UTF-8 Byte order marks inserted by hg merge

Tue Jul 1 01:57:51 CDT 2008

On 01.07.2008 06:50, Brian Wallis wrote:
> On 30/06/2008, at 10:50 PM, Adrian Buehlmann wrote:
>> Known use case with notepad:
>>
>> Create a file containing the following byte sequence: c2 a9 0d 0a
>>
>> Open that file with notepad and add an additional empty line by  
>> hitting
>> return (i.e. another 0d 0a). Then save. File now starts with the BOM.
>>
>>> The file is not UTF-8 in particular, it is simple ASCII, 7 bit clean,
>>> an XML file.
>> And it doesn't happen to start with
>>
>> <?xml version="1.0" encoding="utf-8" ?>
> 
> Yes, it turns out that the files in question did start with that. At  
> first I thought there were more but that was a different problem, it  
> ended up with three xml files (eclipse .classpath) being affected.
> 
> The merge tool was the culprit. Our windows users are using Beyond  
> Compare version 3 beta and it is adding the BOMs to the files.
> 
> As this is a problem that will not go away and the BOM in a UTF-8 file  
> is just noise, I am going to use a slightly modified version of the  
> win32text extension to detect and filter out these three bytes.

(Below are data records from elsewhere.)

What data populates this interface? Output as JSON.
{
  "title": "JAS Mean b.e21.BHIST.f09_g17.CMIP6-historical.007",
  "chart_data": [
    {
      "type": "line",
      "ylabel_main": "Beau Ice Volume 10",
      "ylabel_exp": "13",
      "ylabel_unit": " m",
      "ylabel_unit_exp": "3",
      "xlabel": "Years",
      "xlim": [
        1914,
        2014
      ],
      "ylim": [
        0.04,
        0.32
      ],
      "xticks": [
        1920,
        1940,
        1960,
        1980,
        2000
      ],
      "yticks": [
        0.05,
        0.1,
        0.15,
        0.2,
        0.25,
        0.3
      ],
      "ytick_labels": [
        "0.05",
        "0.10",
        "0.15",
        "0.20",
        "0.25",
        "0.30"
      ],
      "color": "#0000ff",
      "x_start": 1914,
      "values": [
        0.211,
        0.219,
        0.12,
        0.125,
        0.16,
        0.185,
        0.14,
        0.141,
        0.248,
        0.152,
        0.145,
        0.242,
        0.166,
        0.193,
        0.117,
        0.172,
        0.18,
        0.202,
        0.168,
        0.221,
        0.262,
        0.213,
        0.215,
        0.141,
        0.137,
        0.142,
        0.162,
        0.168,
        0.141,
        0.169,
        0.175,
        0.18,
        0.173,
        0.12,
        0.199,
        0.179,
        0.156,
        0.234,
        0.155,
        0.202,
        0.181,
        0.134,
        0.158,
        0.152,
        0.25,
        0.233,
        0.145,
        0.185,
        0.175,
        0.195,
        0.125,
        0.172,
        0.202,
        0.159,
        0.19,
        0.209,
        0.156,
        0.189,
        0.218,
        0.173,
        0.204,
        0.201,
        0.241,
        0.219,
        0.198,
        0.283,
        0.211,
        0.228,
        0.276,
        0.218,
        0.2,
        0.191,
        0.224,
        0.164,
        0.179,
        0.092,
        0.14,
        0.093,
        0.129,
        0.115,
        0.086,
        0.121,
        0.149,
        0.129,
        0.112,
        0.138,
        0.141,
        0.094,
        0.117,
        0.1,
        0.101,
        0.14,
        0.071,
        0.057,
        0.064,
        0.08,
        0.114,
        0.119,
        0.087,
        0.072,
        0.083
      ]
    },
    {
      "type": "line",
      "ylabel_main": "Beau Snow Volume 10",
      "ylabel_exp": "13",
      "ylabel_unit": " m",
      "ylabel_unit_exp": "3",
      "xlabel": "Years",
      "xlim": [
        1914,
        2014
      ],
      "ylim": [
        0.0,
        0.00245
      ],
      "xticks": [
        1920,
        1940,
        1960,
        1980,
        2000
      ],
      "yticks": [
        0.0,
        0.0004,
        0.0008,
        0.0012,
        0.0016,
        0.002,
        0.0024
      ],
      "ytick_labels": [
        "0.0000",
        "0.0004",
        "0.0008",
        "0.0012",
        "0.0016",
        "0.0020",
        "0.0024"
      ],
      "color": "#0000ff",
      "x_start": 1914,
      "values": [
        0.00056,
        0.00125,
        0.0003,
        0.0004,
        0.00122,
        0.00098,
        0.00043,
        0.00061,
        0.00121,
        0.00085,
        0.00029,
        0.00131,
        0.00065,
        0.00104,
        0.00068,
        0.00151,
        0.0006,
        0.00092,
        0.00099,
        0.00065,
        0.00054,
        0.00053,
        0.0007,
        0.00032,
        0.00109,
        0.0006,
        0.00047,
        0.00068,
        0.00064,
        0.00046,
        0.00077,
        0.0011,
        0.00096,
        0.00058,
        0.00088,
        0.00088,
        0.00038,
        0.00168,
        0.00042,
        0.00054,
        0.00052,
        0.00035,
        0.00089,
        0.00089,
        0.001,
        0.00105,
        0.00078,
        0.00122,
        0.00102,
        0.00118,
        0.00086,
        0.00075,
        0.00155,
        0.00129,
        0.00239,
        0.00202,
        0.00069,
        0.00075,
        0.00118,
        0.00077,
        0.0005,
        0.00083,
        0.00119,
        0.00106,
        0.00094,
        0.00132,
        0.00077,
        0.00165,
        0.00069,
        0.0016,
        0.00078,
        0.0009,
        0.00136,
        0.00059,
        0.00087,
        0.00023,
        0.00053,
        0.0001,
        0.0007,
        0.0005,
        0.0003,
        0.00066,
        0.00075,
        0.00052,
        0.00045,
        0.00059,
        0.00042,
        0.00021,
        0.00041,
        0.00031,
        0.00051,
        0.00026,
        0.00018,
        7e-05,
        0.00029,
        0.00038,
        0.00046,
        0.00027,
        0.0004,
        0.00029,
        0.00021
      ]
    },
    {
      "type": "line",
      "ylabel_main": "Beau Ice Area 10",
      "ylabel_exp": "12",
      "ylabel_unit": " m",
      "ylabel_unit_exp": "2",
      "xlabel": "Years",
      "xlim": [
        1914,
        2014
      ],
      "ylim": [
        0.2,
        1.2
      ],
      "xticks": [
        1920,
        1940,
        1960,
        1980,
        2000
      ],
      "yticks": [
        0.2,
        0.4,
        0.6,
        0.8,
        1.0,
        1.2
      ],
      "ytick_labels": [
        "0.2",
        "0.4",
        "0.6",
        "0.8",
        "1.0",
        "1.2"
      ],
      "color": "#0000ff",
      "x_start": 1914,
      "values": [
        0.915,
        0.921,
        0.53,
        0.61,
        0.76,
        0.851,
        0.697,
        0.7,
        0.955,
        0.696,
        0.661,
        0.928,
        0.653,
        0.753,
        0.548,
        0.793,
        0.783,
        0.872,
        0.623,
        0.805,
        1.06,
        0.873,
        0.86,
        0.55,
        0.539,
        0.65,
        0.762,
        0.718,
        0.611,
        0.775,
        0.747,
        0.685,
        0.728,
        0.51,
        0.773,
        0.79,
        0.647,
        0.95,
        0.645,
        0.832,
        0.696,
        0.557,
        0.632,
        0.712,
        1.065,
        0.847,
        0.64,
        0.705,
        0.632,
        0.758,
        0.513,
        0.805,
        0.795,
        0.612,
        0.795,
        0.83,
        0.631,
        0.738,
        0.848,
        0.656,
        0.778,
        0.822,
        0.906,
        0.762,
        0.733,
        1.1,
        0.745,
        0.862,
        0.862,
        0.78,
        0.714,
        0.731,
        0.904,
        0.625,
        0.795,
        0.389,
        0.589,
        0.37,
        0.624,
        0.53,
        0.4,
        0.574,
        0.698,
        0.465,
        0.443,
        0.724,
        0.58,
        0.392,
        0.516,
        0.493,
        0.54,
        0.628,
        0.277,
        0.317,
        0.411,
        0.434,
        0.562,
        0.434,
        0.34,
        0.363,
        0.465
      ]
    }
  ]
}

This  
> will ensure that our repository never has them committed to it. I will  
> use the dumbencode/decode so I can control exactly which files are  
> converted rather than trust it to never touch a binary file. I will  
> also put a forbid hook on our main repository to disallow files with  
> BOMs from being pushed.
> 
> Thanks for the help on resolving this.

Thanks for your detailed report of your interesting solution. This
might be helpful for other users in the future too.

It's useful to know that Beyond Compare may cause such BOM insertions.
Maybe that tool could be convinced (configured) to not do that. If it
can't, it might be worth sending a bug report to the maintainers.